Kami langsung turun menemui air laut di bibir pantai. Teman-teman pun bersemangat bermain air laut, mencari kerang atau kepiting atau kumang, tentunya sambil banyak-banyak membuat foto juga. Sesudah kenyang bermain di pantai, kami segera melanjutkan perjalanan, kali ini menyusur garis pantai ke arah timur. Keluar dari Rancabuaya kami mengambil jalur yang berbeda dengan jalur kedatangan, melewati padang rumput yang luas dengan pemandangan lepas ke laut selatan. Pemandangannya kok seperti di luar negeri ya..

Kami sempat berhenti sejenak di warung di seberang sebuah masjid besar, makan-minum seadanya sambil salat juga di masjid yang tampak mewah tapi ternyata sangat sepi dan kondisinya kurang terawat.

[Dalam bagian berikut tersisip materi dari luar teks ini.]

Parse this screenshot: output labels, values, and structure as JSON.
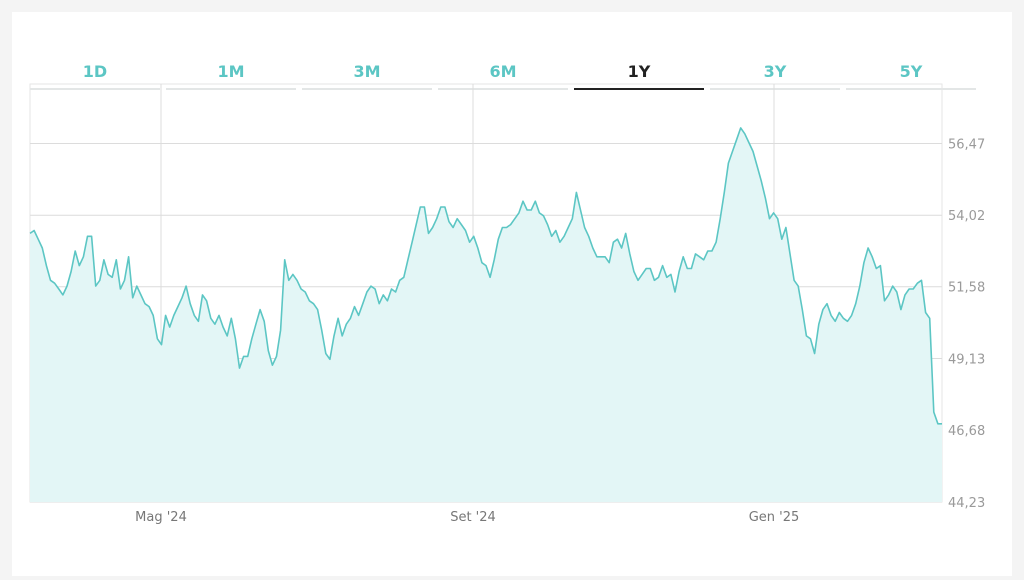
{
  "tabs": [
    {
      "label": "1D",
      "active": false
    },
    {
      "label": "1M",
      "active": false
    },
    {
      "label": "3M",
      "active": false
    },
    {
      "label": "6M",
      "active": false
    },
    {
      "label": "1Y",
      "active": true
    },
    {
      "label": "3Y",
      "active": false
    },
    {
      "label": "5Y",
      "active": false
    }
  ],
  "colors": {
    "accent": "#5cc6c4",
    "fill": "#e3f6f6",
    "grid": "#dcdcdc",
    "axis_text": "#9a9a9a",
    "active_tab": "#222222"
  },
  "chart_data": {
    "type": "area",
    "x_tick_labels": [
      "Mag '24",
      "Set '24",
      "Gen '25"
    ],
    "y_tick_labels": [
      "44,23",
      "46,68",
      "49,13",
      "51,58",
      "54,02",
      "56,47"
    ],
    "ylim": [
      44.23,
      58.5
    ],
    "grid": true,
    "y_axis_position": "right",
    "series": [
      {
        "values": [
          53.4,
          53.5,
          53.2,
          52.9,
          52.3,
          51.8,
          51.7,
          51.5,
          51.3,
          51.6,
          52.1,
          52.8,
          52.3,
          52.6,
          53.3,
          53.3,
          51.6,
          51.8,
          52.5,
          52.0,
          51.9,
          52.5,
          51.5,
          51.8,
          52.6,
          51.2,
          51.6,
          51.3,
          51.0,
          50.9,
          50.6,
          49.8,
          49.6,
          50.6,
          50.2,
          50.6,
          50.9,
          51.2,
          51.6,
          51.0,
          50.6,
          50.4,
          51.3,
          51.1,
          50.5,
          50.3,
          50.6,
          50.2,
          49.9,
          50.5,
          49.8,
          48.8,
          49.2,
          49.2,
          49.8,
          50.3,
          50.8,
          50.4,
          49.4,
          48.9,
          49.2,
          50.1,
          52.5,
          51.8,
          52.0,
          51.8,
          51.5,
          51.4,
          51.1,
          51.0,
          50.8,
          50.1,
          49.3,
          49.1,
          49.9,
          50.5,
          49.9,
          50.3,
          50.5,
          50.9,
          50.6,
          51.0,
          51.4,
          51.6,
          51.5,
          51.0,
          51.3,
          51.1,
          51.5,
          51.4,
          51.8,
          51.9,
          52.5,
          53.1,
          53.7,
          54.3,
          54.3,
          53.4,
          53.6,
          53.9,
          54.3,
          54.3,
          53.8,
          53.6,
          53.9,
          53.7,
          53.5,
          53.1,
          53.3,
          52.9,
          52.4,
          52.3,
          51.9,
          52.5,
          53.2,
          53.6,
          53.6,
          53.7,
          53.9,
          54.1,
          54.5,
          54.2,
          54.2,
          54.5,
          54.1,
          54.0,
          53.7,
          53.3,
          53.5,
          53.1,
          53.3,
          53.6,
          53.9,
          54.8,
          54.2,
          53.6,
          53.3,
          52.9,
          52.6,
          52.6,
          52.6,
          52.4,
          53.1,
          53.2,
          52.9,
          53.4,
          52.7,
          52.1,
          51.8,
          52.0,
          52.2,
          52.2,
          51.8,
          51.9,
          52.3,
          51.9,
          52.0,
          51.4,
          52.1,
          52.6,
          52.2,
          52.2,
          52.7,
          52.6,
          52.5,
          52.8,
          52.8,
          53.1,
          53.9,
          54.8,
          55.8,
          56.2,
          56.6,
          57.0,
          56.8,
          56.5,
          56.2,
          55.7,
          55.2,
          54.6,
          53.9,
          54.1,
          53.9,
          53.2,
          53.6,
          52.7,
          51.8,
          51.6,
          50.8,
          49.9,
          49.8,
          49.3,
          50.3,
          50.8,
          51.0,
          50.6,
          50.4,
          50.7,
          50.5,
          50.4,
          50.6,
          51.0,
          51.6,
          52.4,
          52.9,
          52.6,
          52.2,
          52.3,
          51.1,
          51.3,
          51.6,
          51.4,
          50.8,
          51.3,
          51.5,
          51.5,
          51.7,
          51.8,
          50.7,
          50.5,
          47.3,
          46.9,
          46.9
        ]
      }
    ]
  }
}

Beberapa saluran air pun mati. Di warung, kami masih sempat bercanda dengan pasangan suami-istri pemilik warung dan dengan dua anak pemulung kemasan plastik. Walaupun malu-malu, kedua anak ini ikut larut juga berkumpul bersama kami.
Dari sini kami diarahkan untuk mengambil jalur pulang ke Bandung lewat Garut, tujuannya agar dapat mengalami daerah Gununggelap saat hari masih cukup terang. Katanya sih selama ini Komunitas Aleut selalu melewati kawasan itu saat hari sudah malam. Cerita tentang Gununggelap akan diberikan kemudian melalui grup whatsapp ADP-20. Baiklah..
Ternyta perjalanan melewati Gununggelap ya cukup menantang adrenalin, banyak melewati kawasan hutan juga. Sebelum keluar Gununggelap hari pun sudah ikut gelap. Kami masih berhenti sekali lagi di perbatasan Gununggelap untuk melaksanakan salat. Istirahat terakhir kami lakukan di ujung Lingkar Nagreg. Pada bagian akhir perjalanan ini udara terasa lebih dingin sampai menusuk tulang. Makanya perlu sedikit penghangat badan, terutama minuman panas. Pukul sebelas malam, kami semua tiba di sekretariat Komunitas Aleut. Badan terasa sangat lelah. Sebagian teman langsung menyeduh wedang yang tersedia agar tubuh kembali panas.
Perjalanan ini cukup melelahkan, terutama bagi saya yang baru pertama kali mengalaminya, namun juga menyenangkan dan banyak hal baru yang aku dapatkan. Ada banyak cerita dan pengalaman yang lucu juga. Terima kasih untuk perjalanannya, Aleut.